— Зато скоро выйду на пенсию. К осени просила выдать мне выходное пособие. Пока держусь на ногах, нужно подумать и об отдыхе. Не хочу дожидаться, пока стану развалиной.
На террасе ресторана, выходящей к озеру, крутят диски, и местная молодежь танцует. Небо усеяно звездами. Луна выходит из-за деревьев. Тетя тычет пальцем в парочки и возмущенно шепчет мне на ухо:
— Что они делают? Уснули?
— Нет, тетя.
— А что же?
— Наслаждаются близостью.
— Ага! — язвительно восклицает она. — Вот в чем дело. И это называется танцами?
— Может, и нет, — соглашаюсь я (несколько пар вообще застыли на месте).
— Разве это развлечение?
— Кому что нравится.
Тетя подозрительно смотрит на меня:
— На что ты намекаешь?
Я молчу. Для ее успокоения добавляю:
— Конечно, это не то, что было раньше.
— Слава богу, хоть ты понимаешь, — восклицает она. — Или хотя бы делаешь вид.

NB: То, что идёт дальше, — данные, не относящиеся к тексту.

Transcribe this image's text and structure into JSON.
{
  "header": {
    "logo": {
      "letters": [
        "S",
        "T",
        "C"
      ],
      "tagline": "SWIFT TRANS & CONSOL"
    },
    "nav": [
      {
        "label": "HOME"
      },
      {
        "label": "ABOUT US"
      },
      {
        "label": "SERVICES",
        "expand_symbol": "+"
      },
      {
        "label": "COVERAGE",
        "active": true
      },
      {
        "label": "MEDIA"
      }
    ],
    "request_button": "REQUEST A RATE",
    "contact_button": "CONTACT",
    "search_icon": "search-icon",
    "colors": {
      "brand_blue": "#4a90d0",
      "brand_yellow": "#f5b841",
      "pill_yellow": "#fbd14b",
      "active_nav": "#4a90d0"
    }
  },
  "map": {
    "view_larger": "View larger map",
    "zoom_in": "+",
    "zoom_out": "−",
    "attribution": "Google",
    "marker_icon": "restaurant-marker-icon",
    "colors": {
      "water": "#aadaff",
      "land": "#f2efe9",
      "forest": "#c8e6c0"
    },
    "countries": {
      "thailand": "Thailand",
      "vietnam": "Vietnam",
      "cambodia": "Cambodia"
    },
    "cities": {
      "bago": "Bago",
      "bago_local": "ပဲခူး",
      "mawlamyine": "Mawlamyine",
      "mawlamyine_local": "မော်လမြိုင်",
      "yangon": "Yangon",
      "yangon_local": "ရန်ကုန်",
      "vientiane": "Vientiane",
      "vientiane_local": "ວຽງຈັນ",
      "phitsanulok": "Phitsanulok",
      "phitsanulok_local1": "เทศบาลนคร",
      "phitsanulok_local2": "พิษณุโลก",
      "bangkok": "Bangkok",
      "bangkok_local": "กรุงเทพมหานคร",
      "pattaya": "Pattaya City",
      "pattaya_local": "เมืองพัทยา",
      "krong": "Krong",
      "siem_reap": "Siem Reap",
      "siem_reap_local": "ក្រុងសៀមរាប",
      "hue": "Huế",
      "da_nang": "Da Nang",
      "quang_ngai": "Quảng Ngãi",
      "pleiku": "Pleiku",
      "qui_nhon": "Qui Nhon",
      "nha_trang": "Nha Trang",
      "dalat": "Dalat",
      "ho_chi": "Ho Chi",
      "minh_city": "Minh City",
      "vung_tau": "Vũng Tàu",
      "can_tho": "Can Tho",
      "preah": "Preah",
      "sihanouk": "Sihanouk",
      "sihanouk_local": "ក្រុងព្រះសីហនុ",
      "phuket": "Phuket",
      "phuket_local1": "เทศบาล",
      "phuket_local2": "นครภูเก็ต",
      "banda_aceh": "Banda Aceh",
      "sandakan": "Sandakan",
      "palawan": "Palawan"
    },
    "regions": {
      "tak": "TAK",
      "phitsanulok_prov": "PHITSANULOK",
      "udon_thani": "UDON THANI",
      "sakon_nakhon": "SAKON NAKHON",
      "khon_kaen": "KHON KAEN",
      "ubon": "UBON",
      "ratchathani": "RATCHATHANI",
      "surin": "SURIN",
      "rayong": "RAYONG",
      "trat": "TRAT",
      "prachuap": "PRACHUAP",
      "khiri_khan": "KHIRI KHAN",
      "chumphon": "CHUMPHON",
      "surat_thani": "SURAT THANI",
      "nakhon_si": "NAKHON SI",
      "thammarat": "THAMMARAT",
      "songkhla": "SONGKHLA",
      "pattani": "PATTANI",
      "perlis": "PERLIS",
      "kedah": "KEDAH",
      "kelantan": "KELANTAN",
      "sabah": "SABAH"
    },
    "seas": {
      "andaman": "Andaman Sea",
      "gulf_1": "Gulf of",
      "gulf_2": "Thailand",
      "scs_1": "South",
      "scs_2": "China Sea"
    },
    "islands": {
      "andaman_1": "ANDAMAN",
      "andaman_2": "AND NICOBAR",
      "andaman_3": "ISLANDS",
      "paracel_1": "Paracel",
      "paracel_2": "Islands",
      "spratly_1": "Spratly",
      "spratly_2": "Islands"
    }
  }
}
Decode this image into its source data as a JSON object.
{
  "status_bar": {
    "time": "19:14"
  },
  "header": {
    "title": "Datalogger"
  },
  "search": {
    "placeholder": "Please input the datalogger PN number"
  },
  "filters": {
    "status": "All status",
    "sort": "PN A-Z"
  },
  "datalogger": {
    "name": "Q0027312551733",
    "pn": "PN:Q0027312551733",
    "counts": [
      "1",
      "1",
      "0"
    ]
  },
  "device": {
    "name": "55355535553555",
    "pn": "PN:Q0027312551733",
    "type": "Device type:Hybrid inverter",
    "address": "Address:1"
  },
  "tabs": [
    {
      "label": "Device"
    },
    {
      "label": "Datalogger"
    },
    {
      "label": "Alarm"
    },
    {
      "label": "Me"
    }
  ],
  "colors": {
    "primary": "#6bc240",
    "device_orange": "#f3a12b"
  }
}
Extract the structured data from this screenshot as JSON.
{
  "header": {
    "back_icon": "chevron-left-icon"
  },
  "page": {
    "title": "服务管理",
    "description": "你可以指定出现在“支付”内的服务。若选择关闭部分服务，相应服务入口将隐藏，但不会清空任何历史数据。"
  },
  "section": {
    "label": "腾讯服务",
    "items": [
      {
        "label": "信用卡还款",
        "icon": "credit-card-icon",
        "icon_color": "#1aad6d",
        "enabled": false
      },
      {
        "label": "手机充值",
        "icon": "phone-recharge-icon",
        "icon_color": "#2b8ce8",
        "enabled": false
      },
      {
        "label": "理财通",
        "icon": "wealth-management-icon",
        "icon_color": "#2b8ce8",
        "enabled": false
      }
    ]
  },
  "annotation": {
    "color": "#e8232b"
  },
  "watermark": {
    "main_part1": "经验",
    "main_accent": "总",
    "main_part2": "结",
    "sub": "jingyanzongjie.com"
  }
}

Ей достаточно моего согласия. Тетя сильно сдала. Раньше ее трудно было уломать. Теперь же, когда мы идем по тропинке, она говорит:
— Прежде я не понимала, как это люди ошибаются. Сейчас другое дело. Жизнь многому меня научила, теперь я знаю, что человек слаб от природы. Поэтому не стоит подвергать его соблазну. Не то чтоб мужчины были раньше лучше, просто возможностей у них было меньше. Вот именно: возможностей. А теперь — кино, телевидение, танцы, прогулки… Поэтому честь и хвала девушке, если она блюдет себя при нынешней-то жизни. Значит, не так глупа, как остальные. Не тупица, не дура, не вертихвостка, думает о своей чести, достоинстве…
И пошло. Словом, у тети появились сомнения.
Кое-что она принимает, но скрепя сердце. Втайне же думает, что на свете нет ничего дороже, чем «честь» и «достоинство». Однако в двадцать лет и ей довелось пережить любовную историю — первую и последнюю.
— Он ведь с тобой дурно поступил, тетя?
— Да, крутил, кроме меня, еще с двумя.
— И больше никого у тебя не было?
— Нет. Ухаживал, правда, еще один учитель, но он отмочил такую глупость, что я дала ему от ворот поворот.
— Он тебя рассердил?
— Конечно, ведь я не из нынешних.
— Что же он такое отмочил?
Тетя продолжает штемпелевать конверты.
— Так что же он тебе сказал?
От яростного стука лопаются перепонки. Внезапно она откладывает штемпель в сторону, смотрит мне в лицо, не зная, отвечать на вопрос или нет, затем восклицает:
— Представляешь, он сказал, что у меня роскошное тело. А я ему крикнула: «Дурак!»
Захожу к ней на почту — в маленькую, залитую солнцем комнату, — чтобы показать рассказ, который я написал.
Она довольна. — Мне нравится, — говорит она, — сразу видно, к чему приводит измена жене.
— Только поэтому?
— Нет. Написано хорошо, и вообще поучительная история.
— Поучительная-то поучительная, но можно было бы доказать и обратное.
Тетя накидывается на меня:
— Все вы одним миром мазаны! Неужели больше не о чем писать? Стоит тогда браться за перо!
— Конечно, чтобы лучше во всем разобраться.
— Ты больше всех понимаешь, что ли?
— Нет, но есть и такие, кому нужно объяснять.
— Кто же, например?
— Чтобы не ударить лицом в грязь, приходится ссылаться на людей, которым кое-что и невдомек.
Перебираю в уме разные варианты, наконец останавливаюсь на одном: — Например, тетя, если кто-то утверждает, что женщины только по любви ложатся с мужчинами, то он ничего не понимает.
— Ложатся куда?
— В постель, тетя (подобная возможность не сразу приходит ей в голову).
Поколебавшись немного, она просит наконец оставить ее в покое.
Тетя — очень строгая католичка.
Вечером перед отъездом сообщаю ей, что один мой знакомый погиб во время паломничества в Лурд[5].
Замолкнув, я жду.
Тетя невозмутимо возится по хозяйству. Вдруг она выпаливает:
— Приходский священник тоже ездил в Лурд, чтобы исцелиться от рака, и по дороге попал в аварию.
Я изумленно смотрю на нее.
— Так вот, он остался цел и невредим и, кажется, даже излечился от рака.
Подходит автобус.
Тетя встает на цыпочки, чтобы обнять меня.
Она взволнована.
Автобус трогается.
Тетя приходит в себя, делает несколько шагов и кричит вслед:
— Никогда не упоминай обо мне в своих глупых рассказах. Я человек серьезный.